Solving equations involves finding the value of a variable that makes the equation true. In the exercise given, we are working with a linear equation. A linear equation is an equation that involves only linear terms, which means the variables are raised only to the first power.
To solve such equations, you should aim to isolate the variable on one side of the equation. One common method is to use the technique of balancing equations.
This method includes:

• Performing the same operation on both sides of the equation. For instance, if you subtract a term from one side, you must subtract it from the other side too.
• Collecting like terms together, which means gathering all variables on one side and constants on the other.

In our problem, by subtracting like terms on both sides, we finally isolate the variable to get our answer. The key takeaway is to apply operations equally on both sides to maintain balance.

Verification is a crucial step to ensure that the solution we find is correct. This involves plugging the solution back into the original equation to see if the equality holds.
Here's how the verification process works:

• Take the solution you found. In this exercise, it was determined that \(y = -16\).
• Substitute this value back into every occurrence of the variable in the original equation.

After substituting, you compute the resulting expressions on both sides of the equation. If both expressions evaluate to the same number, the solution is verified as correct.
In this case, both sides equaled \(-109\), confirming that \(y = -16\) is indeed the correct solution. This process might seem tedious, but it's an essential step to ensure accuracy.
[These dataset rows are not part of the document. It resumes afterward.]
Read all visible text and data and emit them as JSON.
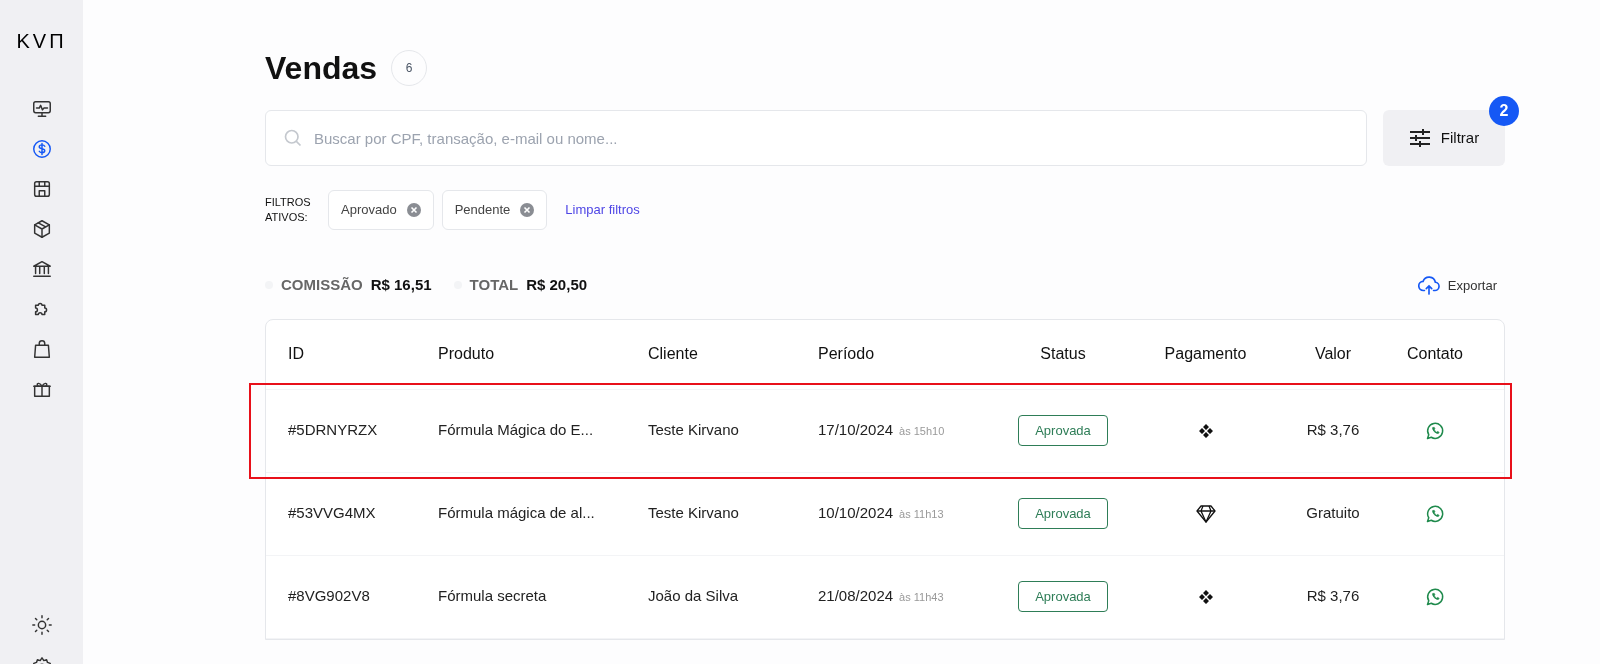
{
  "sidebar": {
    "logo": "KVП",
    "items": [
      {
        "selected": false
      },
      {
        "selected": true
      },
      {
        "selected": false
      },
      {
        "selected": false
      },
      {
        "selected": false
      },
      {
        "selected": false
      },
      {
        "selected": false
      },
      {
        "selected": false
      }
    ]
  },
  "title": "Vendas",
  "count": "6",
  "search": {
    "placeholder": "Buscar por CPF, transação, e-mail ou nome..."
  },
  "filter_button": {
    "label": "Filtrar",
    "badge": "2"
  },
  "active_filters": {
    "label": "FILTROS ATIVOS:",
    "chips": [
      "Aprovado",
      "Pendente"
    ],
    "clear": "Limpar filtros"
  },
  "totals": [
    {
      "label": "COMISSÃO",
      "value": "R$ 16,51"
    },
    {
      "label": "TOTAL",
      "value": "R$ 20,50"
    }
  ],
  "export": "Exportar",
  "table": {
    "columns": [
      "ID",
      "Produto",
      "Cliente",
      "Período",
      "Status",
      "Pagamento",
      "Valor",
      "Contato"
    ],
    "rows": [
      {
        "id": "#5DRNYRZX",
        "product": "Fórmula Mágica do E...",
        "client": "Teste Kirvano",
        "date": "17/10/2024",
        "time": "às 15h10",
        "status": "Aprovada",
        "kind": "pix",
        "value": "R$ 3,76",
        "highlighted": true
      },
      {
        "id": "#53VVG4MX",
        "product": "Fórmula mágica de al...",
        "client": "Teste Kirvano",
        "date": "10/10/2024",
        "time": "às 11h13",
        "status": "Aprovada",
        "kind": "gem",
        "value": "Gratuito",
        "highlighted": false
      },
      {
        "id": "#8VG902V8",
        "product": "Fórmula secreta",
        "client": "João da Silva",
        "date": "21/08/2024",
        "time": "às 11h43",
        "status": "Aprovada",
        "kind": "pix",
        "value": "R$ 3,76",
        "highlighted": false
      }
    ]
  }
}
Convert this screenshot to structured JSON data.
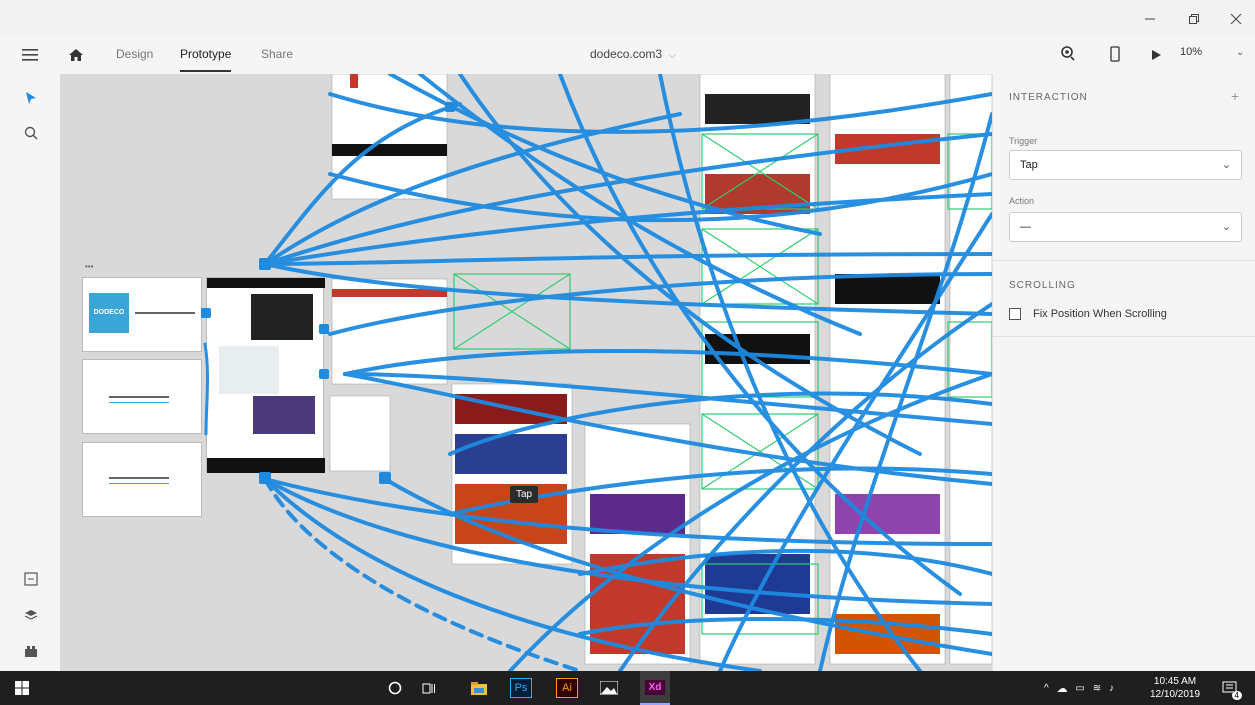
{
  "window": {
    "minimize_icon": "minimize-icon",
    "restore_icon": "restore-icon",
    "close_icon": "close-icon"
  },
  "toolbar": {
    "menu_icon": "hamburger-icon",
    "home_icon": "home-icon",
    "tabs": [
      {
        "label": "Design"
      },
      {
        "label": "Prototype"
      },
      {
        "label": "Share"
      }
    ],
    "document_title": "dodeco.com3",
    "zoom": "10%"
  },
  "canvas": {
    "artboard_labels": {
      "card_brand": "DODECO",
      "card_dots": "•••"
    },
    "tooltip": "Tap"
  },
  "panel": {
    "interaction_title": "INTERACTION",
    "add_symbol": "+",
    "trigger_label": "Trigger",
    "trigger_value": "Tap",
    "action_label": "Action",
    "action_value": "—",
    "scrolling_title": "SCROLLING",
    "fix_position_label": "Fix Position When Scrolling"
  },
  "taskbar": {
    "ps_label": "Ps",
    "ai_label": "Ai",
    "xd_label": "Xd",
    "time": "10:45 AM",
    "date": "12/10/2019",
    "notification_count": "4"
  },
  "colors": {
    "wire": "#1e8ae0",
    "xd_brand": "#470137",
    "ps_brand": "#31a8ff",
    "ai_brand": "#ff9a00"
  }
}
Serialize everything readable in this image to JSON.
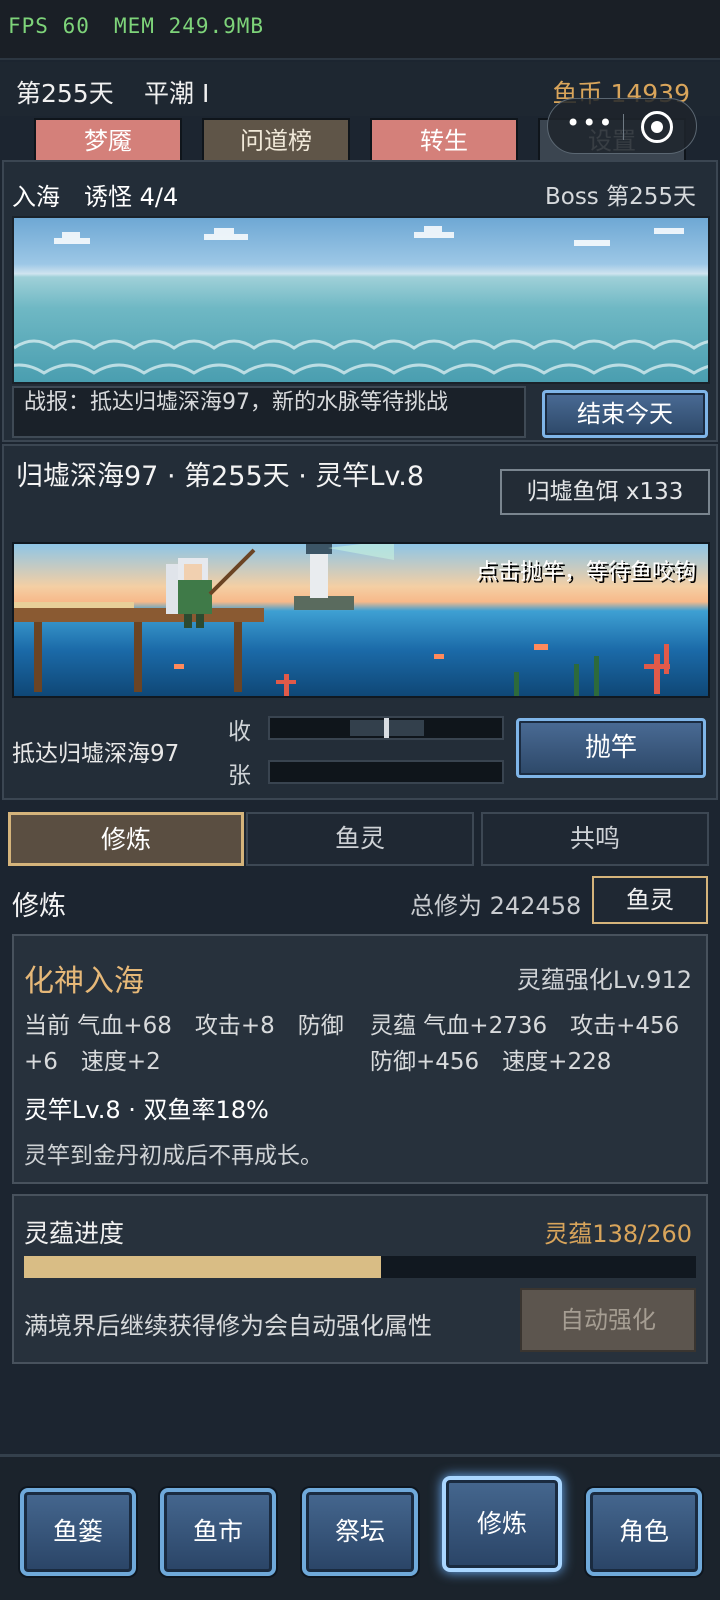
{
  "debug": {
    "fps": "FPS 60",
    "mem": "MEM 249.9MB"
  },
  "status": {
    "day": "第255天",
    "tide": "平潮 I",
    "coins": "鱼币 14939"
  },
  "capsule": {
    "dots": "•••"
  },
  "top_tabs": [
    "梦魇",
    "问道榜",
    "转生",
    "设置"
  ],
  "sea": {
    "title": "入海　诱怪 4/4",
    "boss": "Boss 第255天",
    "report": "战报：抵达归墟深海97，新的水脉等待挑战",
    "end_day": "结束今天"
  },
  "fishing": {
    "spot": "归墟深海97 · 第255天 · 灵竿Lv.8",
    "bait": "归墟鱼饵 x133",
    "hint": "点击抛竿，等待鱼咬钩",
    "arrived": "抵达归墟深海97",
    "reel_label": "收",
    "tension_label": "张",
    "cast": "抛竿"
  },
  "sub_tabs": [
    "修炼",
    "鱼灵",
    "共鸣"
  ],
  "cultivation": {
    "heading": "修炼",
    "total": "总修为 242458",
    "yuling_btn": "鱼灵",
    "realm": "化神入海",
    "realm_level": "灵蕴强化Lv.912",
    "current_attrs": "当前 气血+68　攻击+8　防御+6　速度+2",
    "lingyun_attrs": "灵蕴 气血+2736　攻击+456　防御+456　速度+228",
    "rod_line": "灵竿Lv.8 · 双鱼率18%",
    "rod_note": "灵竿到金丹初成后不再成长。"
  },
  "progress": {
    "title": "灵蕴进度",
    "count": "灵蕴138/260",
    "current": 138,
    "max": 260,
    "note": "满境界后继续获得修为会自动强化属性",
    "auto_btn": "自动强化"
  },
  "bottom_nav": [
    "鱼篓",
    "鱼市",
    "祭坛",
    "修炼",
    "角色"
  ],
  "colors": {
    "gold": "#d9a55b",
    "accent_blue": "#7fb5e8",
    "tab_red": "#d4807a"
  }
}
Simplifying expressions is all about making the math easier to work with by combining like terms or performing arithmetic operations. In the context of solving equations, simplification helps prepare an equation for finding the solution.
In our problem, simplification involved several steps:

• First, we subtracted \(6y\) from both sides to gather all \(y\) terms on one side.
• We then performed arithmetic operations, like subtracting numbers, to further simplify.

This simplification leads to a much clearer picture of the variable's value.
Always remember, the more you simplify the clearer you make the equation, thus taking you a step closer to the solution. Simplification reduces mistakes and enhances clarity by stripping away unnecessary terms.